Estimation of horizontal running power using foot-worn inertial measurement units

Front Bioeng Biotechnol. 2023 Jun 22:11:1167816. doi: 10.3389/fbioe.2023.1167816. eCollection 2023.

Abstract

Feedback of power during running is a promising tool for training and determining pacing strategies. However, current power estimation methods show low validity and are not customized for running on different slopes. To address this issue, we developed three machine-learning models to estimate peak horizontal power for level, uphill, and downhill running using gait spatiotemporal parameters, accelerometer, and gyroscope signals extracted from foot-worn IMUs. The prediction was compared to reference horizontal power obtained during running on a treadmill with an embedded force plate. For each model, we trained an elastic net and a neural network and validated it with a dataset of 34 active adults across a range of speeds and slopes. For the uphill and level running, the concentric phase of the gait cycle was considered, and the neural network model led to the lowest error (median ± interquartile range) of 1.7% ± 12.5% and 3.2% ± 13.4%, respectively. The eccentric phase was considered relevant for downhill running, wherein the elastic net model provided the lowest error of 1.8% ± 14.1%. Results showed a similar performance across a range of different speed/slope running conditions. The findings highlighted the potential of using interpretable biomechanical features in machine learning models for the estimating horizontal power. The simplicity of the models makes them suitable for implementation on embedded systems with limited processing and energy storage capacity. The proposed method meets the requirements for applications needing accurate near real-time feedback and complements existing gait analysis algorithms based on foot-worn IMUs.
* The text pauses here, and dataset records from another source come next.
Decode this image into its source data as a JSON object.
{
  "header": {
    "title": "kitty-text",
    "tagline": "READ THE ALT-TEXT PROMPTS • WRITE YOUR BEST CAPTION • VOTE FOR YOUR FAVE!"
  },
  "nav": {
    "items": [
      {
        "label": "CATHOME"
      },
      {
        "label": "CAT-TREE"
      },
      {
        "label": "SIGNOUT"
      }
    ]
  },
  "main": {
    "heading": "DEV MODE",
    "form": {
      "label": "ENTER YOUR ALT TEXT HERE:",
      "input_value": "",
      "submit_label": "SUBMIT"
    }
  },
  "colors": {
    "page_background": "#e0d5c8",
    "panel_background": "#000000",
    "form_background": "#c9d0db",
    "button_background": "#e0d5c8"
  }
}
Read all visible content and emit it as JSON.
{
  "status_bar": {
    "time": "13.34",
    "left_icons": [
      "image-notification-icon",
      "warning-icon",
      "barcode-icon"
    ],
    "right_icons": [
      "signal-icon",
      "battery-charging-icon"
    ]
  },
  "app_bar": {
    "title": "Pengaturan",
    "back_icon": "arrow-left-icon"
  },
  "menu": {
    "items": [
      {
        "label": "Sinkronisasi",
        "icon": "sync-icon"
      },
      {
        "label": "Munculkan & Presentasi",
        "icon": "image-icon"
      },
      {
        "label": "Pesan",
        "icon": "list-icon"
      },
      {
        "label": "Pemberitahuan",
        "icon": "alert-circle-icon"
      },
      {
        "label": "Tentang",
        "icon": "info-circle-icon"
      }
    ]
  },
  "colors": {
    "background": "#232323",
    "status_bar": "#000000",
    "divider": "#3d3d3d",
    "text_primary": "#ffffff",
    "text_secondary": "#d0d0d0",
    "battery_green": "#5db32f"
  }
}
Keywords: biomechanics; machine learning; movement analysis; quantitative feedback; signal processing; wearable sensors.

Grants and funding

This work was supported by the European Union’s Horizon 2020 Research and Innovation Programme under Marie Skłodowska-Curie grant agreement no. 754354 and Innosuisse under grant number 32166.1 IP-ENG. Open access funding by École Polytechnique Fédérale de Lausanne.